At the corner they stopped and aimed the gun at the mill. There was a tearing scream, like the sudden yelp of a circular saw when it bites a plank. A stream of steel-jacketed bullets blew against the building. The windows vanished with a clash of splintering glass. Three men, their heads bent low and their arms covering their faces as if to breast a tempest of hail and wind, ran out of the door. They had not gone ten yards when they were jerked, and tossed high, and flung forward, and dropped into a heap that might have been nothing except a huddle of old clothes.
The man at the machine-gun grunted. Squatting comfortably behind his little demon, he turned it on the factory again like a man manipulating a hose. Exactly as if he were sprinkling, he fanned the rows of windows, systematically.
Behind them the gunboat awoke. Its men had learned by signal what had occurred. Their guns opened fire on the street. Four steel projectiles struck the brick buildings, broke through them and tore up floors and walls and girders. As the shells exploded inside, the walls bent outward, seemed to recover, and then suddenly leaned out again and toppled, with smoke and dust mounting into a column on a cyclone of their own making.

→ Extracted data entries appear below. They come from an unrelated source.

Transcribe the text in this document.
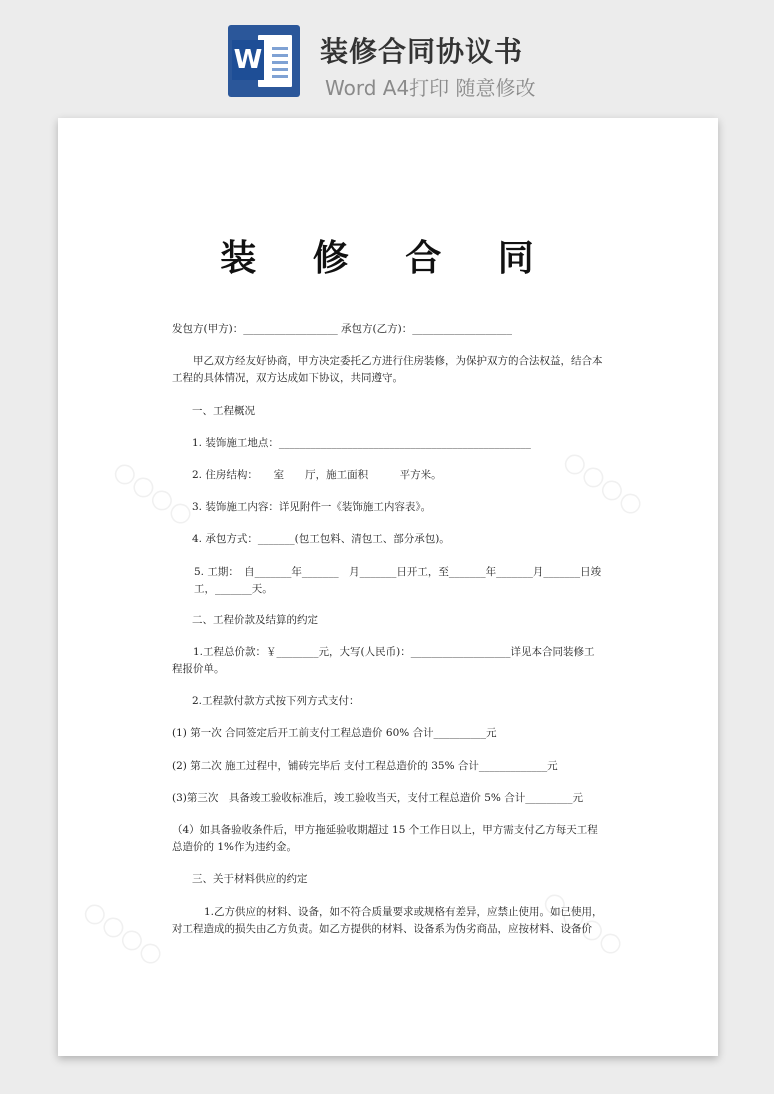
W 装修合同协议书
Word A4打印 随意修改
○○○○	○○○○
○○○○	○○○○
装 修 合 同
发包方(甲方)：__________________ 承包方(乙方)：___________________
甲乙双方经友好协商，甲方决定委托乙方进行住房装修，为保护双方的合法权益，结合本工程的具体情况，双方达成如下协议，共同遵守。
一、工程概况
1. 装饰施工地点：________________________________________________
2. 住房结构：　　室　　厅，施工面积　　　平方米。
3. 装饰施工内容：详见附件一《装饰施工内容表》。
4. 承包方式：_______(包工包料、清包工、部分承包)。
5. 工期：　自_______年_______　月_______日开工，至_______年_______月_______日竣工，_______天。
二、工程价款及结算的约定
1.工程总价款：￥________元，大写(人民币)：___________________详见本合同装修工程报价单。
2.工程款付款方式按下列方式支付：
(1) 第一次 合同签定后开工前支付工程总造价 60% 合计__________元
(2) 第二次 施工过程中，铺砖完毕后 支付工程总造价的 35% 合计_____________元
(3)第三次　具备竣工验收标准后，竣工验收当天，支付工程总造价 5% 合计_________元
（4）如具备验收条件后，甲方拖延验收期超过 15 个工作日以上，甲方需支付乙方每天工程总造价的 1%作为违约金。
三、关于材料供应的约定
1.乙方供应的材料、设备，如不符合质量要求或规格有差异，应禁止使用。如已使用，对工程造成的损失由乙方负责。如乙方提供的材料、设备系为伪劣商品，应按材料、设备价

Through the smoke and thick dust sped another flock of shells. A building at the head of a street moved. It seemed to jump, curiously like a frightened man staggering backward. Then there was no building. There was nothing but a pile of stone and twisted iron—with half a dozen men under it.
Providence’s Handful of Desperate Men
The gunboat lowered boats and sent more men ashore. They rushed machine guns into the town. “Our men have been attacked,” said their Commander, appearing at the City Hall. “The town is subject to punishment under the rules of war. Write a proclamation to your people at once. Inform them that a single other hostile act will cause your immediate execution and the complete destruction of your city.”
“Fall River Destroyed!” was the news that went through the country. It was spread by men who had seen the houses fall, and had run away in terror with the roar of tumbling walls and exploding shells in their ears, and who truly believed that they had seen the entire city in flame and ruin.
“Quick! Quick!” shouted a newspaperman in Providence when the news came in. “Get this on the street with the biggest head you can and rush copies to the madmen at the barricade. It’ll probably be the last thing we print; but it may save Providence.”